The Laboratory of Molecular Neurobiology was established in 2013 as part of the Neurobiology Center at the Nencki Institute. I entered the competition and got the chance to build a new laboratory from scratch, focused on cognitive and translational research in the field of neuro-oncology. The idea of ​​establishing the Neurobiology Center was very ambitious, as we wanted to create a new centre equipped with the latest generation equipment for imaging processes at the level of a cell and whole organism, and with next-generation sequencing equipment, which for the first time allowed us to conduct research on the entire genomes. For example, the first comprehensive ‘Atlas’ of regulatory regions active in glioblastomas of various grades was developed, which revealed the deregulation of the mechanisms controlling gene expression. A new mechanism driving the invasiveness of malignant brain tumours has been identified. Using next-generation sequencing, the regulatory and open chromatin regions in freshly removed brain tumour samples were mapped, and then the team analysed how genes were regulated in benign and malignant gliomas. The Atlas of regulatory places was created thanks to the interdisciplinary nature of the scientific activity and cooperation of the Nencki Institute employees with bio IT specialists from the University of Warsaw and the Institute of Computer Science of the Polish Academy of Sciences. The participation of bio IT specialists enabled a very broad bio IT analysis of genome-wide data, and the creation of the Atlas and a publicly available database (http://regulomics.mimuw.edu.pl/GliomaAtlas). Thanks to the introduction of new techniques, sequencing of the genome and transcriptome of pairs of primary and recurrent gliomas was performed, and it was shown that recurrent gliomas have a different genetic change profile, suggesting tumour evolution after treatment. Examination of transcriptome profiles showed that immune cell infiltration in recurrent gliomas indicates an accumulation of immature immune cells unable to fight the tumour.

What is the research conducted by your team currently focusing on?

Recently, new technologies have appeared that allow us to study phenomena at the level of a single cell. We have developed a method for efficiently sorting immune cells from glioblastoma brains and examined single cell transcripts to characterise the diversity of infiltrating cells and their functions. We have shown that immune cells, microglia residing in the brain and monocytes / macrophages migrating from the blood, do not destroy glioblastoma, and that only in the tumour microenvironment, monocytes transform into immunosuppressive macrophages. We have also detected sex-related differences, and greater MHCII complex reactivity in the glioblastoma microglia developing in male mice, which may explain the higher frequency of male gliomas. We are currently carrying out a fascinating project in which we will investigate how specific changes in the glioblastoma genome modify the tumour microenvironment and the response to immunotherapy. We have collected 12 types of mouse gliomas from around the world that have exactly the same changes as human gliomas, and we will be very precise about when and how this will change the tumour microenvironment and response to immunotherapy. We also have a very interesting collaboration with chemists on new drug carriers to facilitate crossing the blood-brain barrier and improve drug delivery to the tumour. I am the coordinator of the international project “Euronanomed3”, which will finance the testing of various nanocarriers of therapeutic molecules invented by us.

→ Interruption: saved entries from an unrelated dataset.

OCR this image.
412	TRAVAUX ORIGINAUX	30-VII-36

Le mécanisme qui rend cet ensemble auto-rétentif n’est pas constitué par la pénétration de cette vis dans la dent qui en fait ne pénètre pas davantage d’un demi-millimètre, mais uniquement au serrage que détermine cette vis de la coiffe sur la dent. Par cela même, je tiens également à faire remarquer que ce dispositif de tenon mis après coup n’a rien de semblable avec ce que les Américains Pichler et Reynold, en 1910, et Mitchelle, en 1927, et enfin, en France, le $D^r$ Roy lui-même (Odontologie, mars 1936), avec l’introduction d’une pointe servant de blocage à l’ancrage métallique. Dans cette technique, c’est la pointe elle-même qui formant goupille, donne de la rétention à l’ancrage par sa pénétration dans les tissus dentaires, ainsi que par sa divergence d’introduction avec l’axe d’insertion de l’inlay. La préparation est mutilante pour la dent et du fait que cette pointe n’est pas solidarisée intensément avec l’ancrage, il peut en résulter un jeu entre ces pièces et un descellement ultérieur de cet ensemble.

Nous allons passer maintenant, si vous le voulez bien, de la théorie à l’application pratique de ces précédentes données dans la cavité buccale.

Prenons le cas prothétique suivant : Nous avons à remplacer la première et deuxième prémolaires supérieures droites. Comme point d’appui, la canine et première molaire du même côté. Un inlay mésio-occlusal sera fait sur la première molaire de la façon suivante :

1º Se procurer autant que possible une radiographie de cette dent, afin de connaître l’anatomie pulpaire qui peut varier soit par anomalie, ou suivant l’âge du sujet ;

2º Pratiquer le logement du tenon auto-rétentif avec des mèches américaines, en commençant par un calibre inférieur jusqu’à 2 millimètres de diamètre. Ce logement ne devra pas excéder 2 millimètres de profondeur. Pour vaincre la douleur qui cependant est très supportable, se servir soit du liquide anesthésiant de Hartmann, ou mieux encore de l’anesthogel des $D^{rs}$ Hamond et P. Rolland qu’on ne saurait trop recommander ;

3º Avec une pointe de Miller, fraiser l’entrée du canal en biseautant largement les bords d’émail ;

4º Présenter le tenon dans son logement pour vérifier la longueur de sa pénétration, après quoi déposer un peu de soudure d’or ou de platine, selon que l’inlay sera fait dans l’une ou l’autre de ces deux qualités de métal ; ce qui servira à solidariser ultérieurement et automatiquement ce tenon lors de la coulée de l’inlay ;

There are many doctoral students in your team, which confirms that the direction of the research is interesting for the young generation. Why are they deciding to pursue a career in science? I am asking this because we often hear in the media that working in science is much less prospective for a young person than working in business.

I do work with a lot of PhD students. I make sure that they have decent scholarships and opportunities for personal development through participation in international conferences and trips to reputable centres. I believe that working in innovative projects such as ours, although difficult, is a great adventure. You have to learn new techniques all the time, research is not uniform, you have to do different things, because projects are developing dynamically. Of course, you need to have a certain resistance to stress and great curiosity, but this is compensated for by the fact that our research is of great practical importance and may soon change the therapies for malignant tumours. I believe my colleagues are aware of the innovative nature of this research and of pushing the boundaries of science.